A New Zealand brewery has teamed up with a gasoline retailer to come up with a new fuel made using natural byproduct waste from beer production. It's called “Brewtroleum” and it's now available at gas pumps across the country.
Brewery DB Export was seeking a way to repurpose the yeast slurry waste that usually gets thrown out during the beer fermentation process, and came up with a way to turn it into ethanol fuel, explains Popular Science.
DB Export approached New Zealand’s leading biofuels retailer, Gull, to see if they could help them make their concept a reality. Gull is now selling the 98-octane high-performance fuel at its stations, but only for a limited time.
To make it more palatable to a wider variety of cars, Brewtroleum is still made largely from gasoline, in a blend of about 90 perfect gas to 10 percent beer-ethanol.
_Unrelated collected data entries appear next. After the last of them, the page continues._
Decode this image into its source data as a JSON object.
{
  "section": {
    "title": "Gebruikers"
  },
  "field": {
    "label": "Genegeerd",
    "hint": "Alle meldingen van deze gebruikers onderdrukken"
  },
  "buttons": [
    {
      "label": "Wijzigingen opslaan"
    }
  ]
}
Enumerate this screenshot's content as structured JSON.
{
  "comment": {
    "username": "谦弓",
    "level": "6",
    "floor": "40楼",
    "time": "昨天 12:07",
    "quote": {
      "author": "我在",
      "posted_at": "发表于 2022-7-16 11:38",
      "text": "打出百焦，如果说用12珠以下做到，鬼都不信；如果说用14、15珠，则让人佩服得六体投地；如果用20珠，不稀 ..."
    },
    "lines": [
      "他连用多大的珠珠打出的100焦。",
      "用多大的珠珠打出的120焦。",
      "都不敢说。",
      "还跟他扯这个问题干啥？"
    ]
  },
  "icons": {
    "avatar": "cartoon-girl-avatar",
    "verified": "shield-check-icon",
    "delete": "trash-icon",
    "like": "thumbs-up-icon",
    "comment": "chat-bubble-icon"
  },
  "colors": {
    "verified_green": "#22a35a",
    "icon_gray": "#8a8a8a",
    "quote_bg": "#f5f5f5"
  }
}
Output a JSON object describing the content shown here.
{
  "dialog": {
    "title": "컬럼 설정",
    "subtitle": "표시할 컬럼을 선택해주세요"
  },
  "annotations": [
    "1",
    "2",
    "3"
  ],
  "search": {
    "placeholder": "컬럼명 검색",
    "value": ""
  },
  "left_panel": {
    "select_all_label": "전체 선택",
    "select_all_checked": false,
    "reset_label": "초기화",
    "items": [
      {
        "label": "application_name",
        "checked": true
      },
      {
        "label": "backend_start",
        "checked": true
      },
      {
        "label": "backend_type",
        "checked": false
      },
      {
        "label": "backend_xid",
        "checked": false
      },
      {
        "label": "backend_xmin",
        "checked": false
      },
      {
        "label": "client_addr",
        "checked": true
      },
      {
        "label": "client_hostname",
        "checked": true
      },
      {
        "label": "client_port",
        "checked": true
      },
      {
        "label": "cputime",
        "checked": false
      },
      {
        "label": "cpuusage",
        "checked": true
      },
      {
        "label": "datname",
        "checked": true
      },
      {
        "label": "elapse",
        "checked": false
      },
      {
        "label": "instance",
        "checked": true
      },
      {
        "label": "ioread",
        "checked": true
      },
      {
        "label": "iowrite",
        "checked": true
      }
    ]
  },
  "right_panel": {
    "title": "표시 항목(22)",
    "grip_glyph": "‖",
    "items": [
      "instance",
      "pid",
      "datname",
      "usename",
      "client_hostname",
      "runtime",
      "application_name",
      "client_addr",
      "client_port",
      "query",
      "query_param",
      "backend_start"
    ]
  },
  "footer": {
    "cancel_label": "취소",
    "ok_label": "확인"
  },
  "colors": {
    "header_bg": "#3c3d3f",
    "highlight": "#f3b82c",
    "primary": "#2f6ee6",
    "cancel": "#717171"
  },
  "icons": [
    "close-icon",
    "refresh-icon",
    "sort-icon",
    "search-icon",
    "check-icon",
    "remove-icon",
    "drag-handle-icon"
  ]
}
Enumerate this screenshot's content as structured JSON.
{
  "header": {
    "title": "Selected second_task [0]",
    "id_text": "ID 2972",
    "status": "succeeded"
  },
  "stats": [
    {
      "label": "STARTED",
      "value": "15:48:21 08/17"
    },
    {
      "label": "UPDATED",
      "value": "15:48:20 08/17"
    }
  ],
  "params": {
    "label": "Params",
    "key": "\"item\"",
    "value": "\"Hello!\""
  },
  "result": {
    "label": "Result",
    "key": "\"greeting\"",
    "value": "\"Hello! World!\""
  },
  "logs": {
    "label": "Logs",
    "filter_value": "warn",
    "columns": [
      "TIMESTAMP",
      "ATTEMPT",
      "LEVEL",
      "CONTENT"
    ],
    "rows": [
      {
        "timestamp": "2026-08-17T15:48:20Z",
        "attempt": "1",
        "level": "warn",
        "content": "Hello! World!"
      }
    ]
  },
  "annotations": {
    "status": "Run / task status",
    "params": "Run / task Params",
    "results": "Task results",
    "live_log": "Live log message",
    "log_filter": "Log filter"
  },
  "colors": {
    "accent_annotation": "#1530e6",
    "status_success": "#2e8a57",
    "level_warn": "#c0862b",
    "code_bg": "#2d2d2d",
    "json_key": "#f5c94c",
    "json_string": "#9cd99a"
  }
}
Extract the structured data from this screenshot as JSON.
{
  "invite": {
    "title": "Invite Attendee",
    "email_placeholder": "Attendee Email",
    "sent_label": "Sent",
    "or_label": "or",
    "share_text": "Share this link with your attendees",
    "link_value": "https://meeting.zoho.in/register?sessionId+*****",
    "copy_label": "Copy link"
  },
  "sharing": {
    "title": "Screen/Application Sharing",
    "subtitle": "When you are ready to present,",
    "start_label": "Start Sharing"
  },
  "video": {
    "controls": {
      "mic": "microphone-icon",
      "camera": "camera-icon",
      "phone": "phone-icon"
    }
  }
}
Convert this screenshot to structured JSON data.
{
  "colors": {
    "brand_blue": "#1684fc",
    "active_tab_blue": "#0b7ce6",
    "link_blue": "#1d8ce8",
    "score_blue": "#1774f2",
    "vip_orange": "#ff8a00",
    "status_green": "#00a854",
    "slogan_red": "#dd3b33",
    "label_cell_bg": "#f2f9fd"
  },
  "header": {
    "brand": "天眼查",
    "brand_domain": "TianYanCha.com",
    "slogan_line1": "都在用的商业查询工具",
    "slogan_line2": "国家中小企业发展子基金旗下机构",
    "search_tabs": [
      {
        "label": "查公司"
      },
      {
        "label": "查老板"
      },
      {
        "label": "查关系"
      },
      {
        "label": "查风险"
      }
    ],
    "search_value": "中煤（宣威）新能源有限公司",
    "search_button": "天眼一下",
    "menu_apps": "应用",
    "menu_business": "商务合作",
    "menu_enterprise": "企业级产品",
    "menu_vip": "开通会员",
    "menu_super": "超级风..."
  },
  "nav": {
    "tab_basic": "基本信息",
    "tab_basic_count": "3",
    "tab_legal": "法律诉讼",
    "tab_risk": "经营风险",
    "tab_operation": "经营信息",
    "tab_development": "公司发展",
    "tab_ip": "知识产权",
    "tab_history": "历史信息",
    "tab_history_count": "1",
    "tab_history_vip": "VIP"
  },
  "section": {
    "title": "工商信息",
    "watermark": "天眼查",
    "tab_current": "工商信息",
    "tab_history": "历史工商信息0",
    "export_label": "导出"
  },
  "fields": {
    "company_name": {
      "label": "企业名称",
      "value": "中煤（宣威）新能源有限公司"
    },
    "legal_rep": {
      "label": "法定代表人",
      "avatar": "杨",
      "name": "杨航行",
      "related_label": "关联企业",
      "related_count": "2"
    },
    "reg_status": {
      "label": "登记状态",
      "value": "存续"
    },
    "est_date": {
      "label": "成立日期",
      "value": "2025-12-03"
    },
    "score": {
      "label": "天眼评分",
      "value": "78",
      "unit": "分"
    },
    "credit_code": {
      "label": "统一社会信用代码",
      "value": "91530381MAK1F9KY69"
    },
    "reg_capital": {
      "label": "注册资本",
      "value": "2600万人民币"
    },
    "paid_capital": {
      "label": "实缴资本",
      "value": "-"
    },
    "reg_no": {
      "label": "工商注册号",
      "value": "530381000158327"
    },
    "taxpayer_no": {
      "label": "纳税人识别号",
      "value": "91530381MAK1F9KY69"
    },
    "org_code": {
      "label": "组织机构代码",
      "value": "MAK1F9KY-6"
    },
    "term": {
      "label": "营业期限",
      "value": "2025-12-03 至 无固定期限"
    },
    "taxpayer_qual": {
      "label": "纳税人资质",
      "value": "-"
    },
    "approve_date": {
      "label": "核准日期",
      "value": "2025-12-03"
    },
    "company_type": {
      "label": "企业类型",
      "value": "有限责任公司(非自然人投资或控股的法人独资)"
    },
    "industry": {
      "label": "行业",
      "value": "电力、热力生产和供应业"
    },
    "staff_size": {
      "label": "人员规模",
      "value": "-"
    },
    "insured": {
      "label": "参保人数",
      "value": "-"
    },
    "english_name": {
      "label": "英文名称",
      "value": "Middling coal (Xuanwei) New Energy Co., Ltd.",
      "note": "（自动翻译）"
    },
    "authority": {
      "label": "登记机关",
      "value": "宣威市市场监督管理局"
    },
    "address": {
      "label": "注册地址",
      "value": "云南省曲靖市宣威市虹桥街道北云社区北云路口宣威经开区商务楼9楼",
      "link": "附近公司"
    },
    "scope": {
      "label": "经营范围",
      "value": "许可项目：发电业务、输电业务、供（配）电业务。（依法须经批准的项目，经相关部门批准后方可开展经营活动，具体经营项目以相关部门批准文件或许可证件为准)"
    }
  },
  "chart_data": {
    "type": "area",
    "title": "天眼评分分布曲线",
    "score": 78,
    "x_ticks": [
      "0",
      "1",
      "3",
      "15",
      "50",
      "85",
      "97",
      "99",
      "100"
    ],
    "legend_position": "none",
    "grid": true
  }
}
This is not the first time a beer company has shifted its attention from your glass to your gas: Molson Coors has been making beer-based ethanol fuels since 1996. In 2008, it used an 85-percent ethanol blend to power all the cars at the U.S. Democratic National Convention in Denver.
According to Gull, thousands of Kiwis have already pumped DB Export Brewtroleum into their cars’ tanks, and that if the renewable, slightly cleaner biofuel proves popular enough, they may extend the length of this limited-time offering.